The administration’s new proposal, if enacted, will target immigrants and U.S. citizens with immigrant relatives, ensuring that their efforts to reach the American Dream are thwarted by Trump’s incessant need to traumatize anyone who is seeking refuge in the U.S.

Rampell’s piece is excerpted below and available in full here.

On Tuesday, NBC News reported that the Trump administration is readying a new rule that should make your blood boil. The initiative, in the works for more than a year, would make it harder for legal immigrants to receive either green cards or citizenship if they — or anyone in their households — has ever benefited from a long list of safety-net programs. These include the Children’s Health Insurance Program (CHIP), food stamps or even health insurance purchased on the Obamacare exchanges.

Three points are worth emphasizing here.

First is that, again, this policy would apply to immigrants who are in the country legally . It’s not about punishing people for “sneaking across the border,” that apparently unforgivable transgression that Trump officials have previously used to justify state-sanctioned child abuse. And, in any case, undocumented immigrants are  already excluded from nearly all federal anti-poverty programs.

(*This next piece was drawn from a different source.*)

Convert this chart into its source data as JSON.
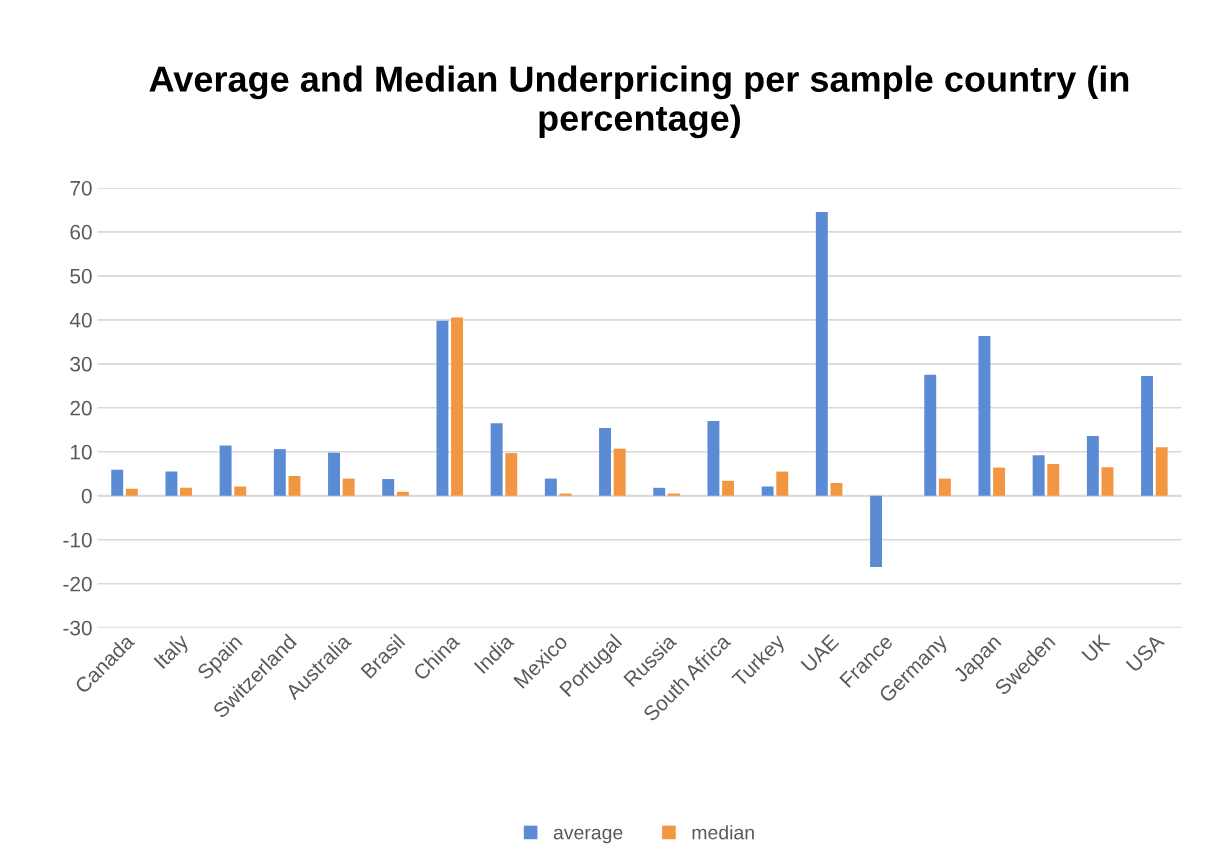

Second, this rule is ostensibly about making sure immigrants are self-sufficient and not a drain on public coffers. But NBC reports that the rule could disqualify immigrants making as much as 250 percent of the poverty level.

[…]

Third, and most important, is that under the proposal, it’s not only immigrants who must forgo safety-net benefits if they don’t wish to be penalized by the immigration system. It is  everyone in a given immigrant’s household.

[…]

Any policy that discourages, even a little bit, poor families’ use of such services is not just heartless. From an economic perspective, it is foolish. We need healthy, well-nourished, well-educated children to become healthy, well-nourished, productive workers.

But once again, children and the economic future they represent are the casualties of Trump’s casual cruelty.